My friend Teraz had a different take.
“Well, as a new Mom you’ll hear all kinds of things, you really have to make your own decision. But I can tell you from personal experience that Maclaren’s are dangerous. My neighbor’s baby lost a finger in one of those strollers.”
” The stroller recall was all over the news, about six months ago, maybe a year. A certain model was recalled. The company mailed a piece that parents to fix the problem, but personally, I wouldn’t risk it. Not after my husband had to start the day looking for a baby’s finger in the hallway with the doorman.”
I picked the Bugaboo stroller. Pricey yes, but lightweight, multi functions and no finger amputations.
For all the worry I did over the registry, Maggie, Ronda and Penny should have reminded me that women are independent creatures. When the day for the shower finally arrived, a bright Sunday afternoon on the 21st of November, I discovered that some friends sought the council of the list. Others had beat their own path to the land of gifts.

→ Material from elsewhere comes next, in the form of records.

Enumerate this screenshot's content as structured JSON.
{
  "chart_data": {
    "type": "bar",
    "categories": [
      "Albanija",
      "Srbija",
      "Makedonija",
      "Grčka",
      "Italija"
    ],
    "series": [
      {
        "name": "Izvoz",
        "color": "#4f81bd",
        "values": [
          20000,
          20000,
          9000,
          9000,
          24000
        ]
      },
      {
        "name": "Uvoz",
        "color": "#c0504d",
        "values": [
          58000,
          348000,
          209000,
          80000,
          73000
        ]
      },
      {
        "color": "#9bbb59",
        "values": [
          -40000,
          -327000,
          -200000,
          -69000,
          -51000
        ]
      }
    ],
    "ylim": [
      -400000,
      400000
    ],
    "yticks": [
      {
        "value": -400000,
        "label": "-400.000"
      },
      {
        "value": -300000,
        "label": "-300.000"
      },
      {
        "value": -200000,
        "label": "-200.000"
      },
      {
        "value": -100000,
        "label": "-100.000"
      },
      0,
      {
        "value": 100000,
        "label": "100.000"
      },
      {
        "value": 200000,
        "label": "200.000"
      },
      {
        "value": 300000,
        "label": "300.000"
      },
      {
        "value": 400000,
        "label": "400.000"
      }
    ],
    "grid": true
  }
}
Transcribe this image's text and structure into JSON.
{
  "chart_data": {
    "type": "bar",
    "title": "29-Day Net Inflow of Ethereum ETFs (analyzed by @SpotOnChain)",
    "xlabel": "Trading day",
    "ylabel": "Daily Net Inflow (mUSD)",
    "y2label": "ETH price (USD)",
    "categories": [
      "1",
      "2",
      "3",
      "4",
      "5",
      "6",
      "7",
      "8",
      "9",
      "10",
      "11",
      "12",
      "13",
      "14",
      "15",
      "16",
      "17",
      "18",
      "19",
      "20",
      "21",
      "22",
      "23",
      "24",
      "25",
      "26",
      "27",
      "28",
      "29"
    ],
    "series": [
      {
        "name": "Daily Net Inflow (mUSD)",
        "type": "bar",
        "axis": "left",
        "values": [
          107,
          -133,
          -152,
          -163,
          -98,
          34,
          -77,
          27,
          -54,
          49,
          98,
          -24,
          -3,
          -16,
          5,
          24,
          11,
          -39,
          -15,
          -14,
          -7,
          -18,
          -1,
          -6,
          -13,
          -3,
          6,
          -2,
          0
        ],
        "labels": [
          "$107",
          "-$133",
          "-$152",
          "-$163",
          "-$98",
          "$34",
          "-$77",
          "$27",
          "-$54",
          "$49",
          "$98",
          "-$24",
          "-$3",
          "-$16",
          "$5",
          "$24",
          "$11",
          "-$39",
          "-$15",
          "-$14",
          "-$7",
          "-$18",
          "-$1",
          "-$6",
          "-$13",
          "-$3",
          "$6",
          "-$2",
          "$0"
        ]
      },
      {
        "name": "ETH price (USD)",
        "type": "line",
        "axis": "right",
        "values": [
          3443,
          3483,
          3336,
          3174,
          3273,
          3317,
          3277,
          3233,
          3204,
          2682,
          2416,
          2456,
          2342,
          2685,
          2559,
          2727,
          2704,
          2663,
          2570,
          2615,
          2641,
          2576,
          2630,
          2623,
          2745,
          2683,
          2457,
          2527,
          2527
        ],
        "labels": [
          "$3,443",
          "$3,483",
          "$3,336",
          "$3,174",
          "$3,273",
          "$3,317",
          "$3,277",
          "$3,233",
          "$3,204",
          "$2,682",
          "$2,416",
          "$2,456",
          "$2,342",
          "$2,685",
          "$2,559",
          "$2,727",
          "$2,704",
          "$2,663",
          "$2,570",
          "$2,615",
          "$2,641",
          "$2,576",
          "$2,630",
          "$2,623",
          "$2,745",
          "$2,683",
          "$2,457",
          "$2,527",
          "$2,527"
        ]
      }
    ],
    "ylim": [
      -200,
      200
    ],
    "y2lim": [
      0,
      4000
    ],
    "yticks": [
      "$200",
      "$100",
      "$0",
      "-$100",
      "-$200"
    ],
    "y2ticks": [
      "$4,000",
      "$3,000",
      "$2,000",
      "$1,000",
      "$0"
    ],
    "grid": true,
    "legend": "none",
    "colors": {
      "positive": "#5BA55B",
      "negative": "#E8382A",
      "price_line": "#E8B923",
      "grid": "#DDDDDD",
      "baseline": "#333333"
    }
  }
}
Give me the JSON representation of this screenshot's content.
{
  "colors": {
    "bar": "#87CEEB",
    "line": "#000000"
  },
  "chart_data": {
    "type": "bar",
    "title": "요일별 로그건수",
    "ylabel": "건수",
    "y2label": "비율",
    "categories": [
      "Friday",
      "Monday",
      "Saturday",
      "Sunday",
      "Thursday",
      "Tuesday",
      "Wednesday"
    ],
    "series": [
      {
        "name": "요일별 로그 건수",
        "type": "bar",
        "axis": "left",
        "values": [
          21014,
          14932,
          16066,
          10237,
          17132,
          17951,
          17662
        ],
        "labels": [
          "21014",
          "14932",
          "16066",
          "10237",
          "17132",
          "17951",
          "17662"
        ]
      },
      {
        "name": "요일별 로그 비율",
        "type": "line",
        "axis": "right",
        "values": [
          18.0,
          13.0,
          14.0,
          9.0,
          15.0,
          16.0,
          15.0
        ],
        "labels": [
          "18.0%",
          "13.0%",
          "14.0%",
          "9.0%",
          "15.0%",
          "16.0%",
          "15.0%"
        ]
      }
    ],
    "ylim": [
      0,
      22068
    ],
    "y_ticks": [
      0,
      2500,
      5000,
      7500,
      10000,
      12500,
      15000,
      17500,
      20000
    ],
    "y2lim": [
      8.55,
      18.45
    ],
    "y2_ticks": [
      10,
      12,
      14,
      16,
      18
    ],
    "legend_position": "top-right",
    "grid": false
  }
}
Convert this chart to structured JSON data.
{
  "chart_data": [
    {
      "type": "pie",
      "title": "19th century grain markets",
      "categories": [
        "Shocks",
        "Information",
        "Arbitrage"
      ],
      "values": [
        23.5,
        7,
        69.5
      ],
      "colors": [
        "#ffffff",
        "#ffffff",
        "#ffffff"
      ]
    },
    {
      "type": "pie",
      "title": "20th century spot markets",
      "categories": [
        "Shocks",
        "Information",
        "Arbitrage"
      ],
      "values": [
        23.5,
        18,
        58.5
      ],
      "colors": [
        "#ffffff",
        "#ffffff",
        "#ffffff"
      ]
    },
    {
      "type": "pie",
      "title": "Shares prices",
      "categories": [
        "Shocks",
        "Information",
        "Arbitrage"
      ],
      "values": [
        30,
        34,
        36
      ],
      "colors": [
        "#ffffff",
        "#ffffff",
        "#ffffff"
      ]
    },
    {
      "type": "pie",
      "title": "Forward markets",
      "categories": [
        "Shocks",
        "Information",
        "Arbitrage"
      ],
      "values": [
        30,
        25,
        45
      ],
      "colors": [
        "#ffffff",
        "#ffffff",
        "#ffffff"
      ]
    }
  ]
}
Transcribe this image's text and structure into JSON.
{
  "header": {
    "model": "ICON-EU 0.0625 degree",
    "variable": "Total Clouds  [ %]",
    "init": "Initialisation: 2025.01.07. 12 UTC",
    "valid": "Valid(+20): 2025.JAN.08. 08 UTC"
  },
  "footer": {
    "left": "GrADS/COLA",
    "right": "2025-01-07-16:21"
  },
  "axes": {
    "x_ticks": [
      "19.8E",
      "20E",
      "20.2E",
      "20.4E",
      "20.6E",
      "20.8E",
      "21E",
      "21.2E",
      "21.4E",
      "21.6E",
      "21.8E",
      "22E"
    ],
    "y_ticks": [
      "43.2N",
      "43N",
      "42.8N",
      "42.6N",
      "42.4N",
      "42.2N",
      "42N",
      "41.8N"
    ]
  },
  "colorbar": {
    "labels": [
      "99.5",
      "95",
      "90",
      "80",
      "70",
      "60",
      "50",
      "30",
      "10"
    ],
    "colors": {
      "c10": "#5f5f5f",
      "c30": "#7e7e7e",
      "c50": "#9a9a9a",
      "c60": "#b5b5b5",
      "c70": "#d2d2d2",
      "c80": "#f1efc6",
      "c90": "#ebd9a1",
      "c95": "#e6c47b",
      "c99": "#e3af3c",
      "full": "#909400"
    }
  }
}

As I sat surround by friends and family, slurping my favorite champers, Pol Roget, and wrapping paper fell away, the registry wasn’t as important as I had thought. Sure there were things the baby needed. Some I received. Some I didn’t. I received gifts that moms said their kids loved, like the Baby Einstein First Aquarium, and gifts they loved, like modern portable high chairs. Out of all the wonderful items that spilled out of colorful gift bags and boxes, the biggest surprises I wouldn’t have found no matter how long Teraz and I searched the Buy-Buy Baby website.
My friend Jenny gave me a smocked yellow and blue striped gown that her mom started, and Jenny completed, after her mother’s sudden death last spring.
My college roommate, Vickie returned a baby quilt that I made for her twenty years ago. My hands shook when I saw the pink and blue squares and triangles underneath the tissue. ” You didn’t!” I said. Vickie beamed back a knowing smile from across the living room. Six or seven women gathered in close to see the quilt. Then I couldn’t see much after that, a hazy of tears washed over my eyes.
“You know,” it great that you have those things” my friend Jill said, as we took a chat break at our Soho advertising agency office, the Monday after the shower. “Now you have things to hand down in your family.”
I nodded. But I knew they were more than items to hand down,or to store in moth balls or between layers of tissue with sprigs of dried lavender or blocks of cedar, they were icons to celebrate now, symbols of friendship and longevity— a knowing that words really can’t describe.
They will deliver a soft comfort to my daughter, in the night, during the days when nothing else can. It’s only when Tayech is older will she know enough to ask her mom why something as simple as a quilt and a gown can , at the oddest times, make her mother cry.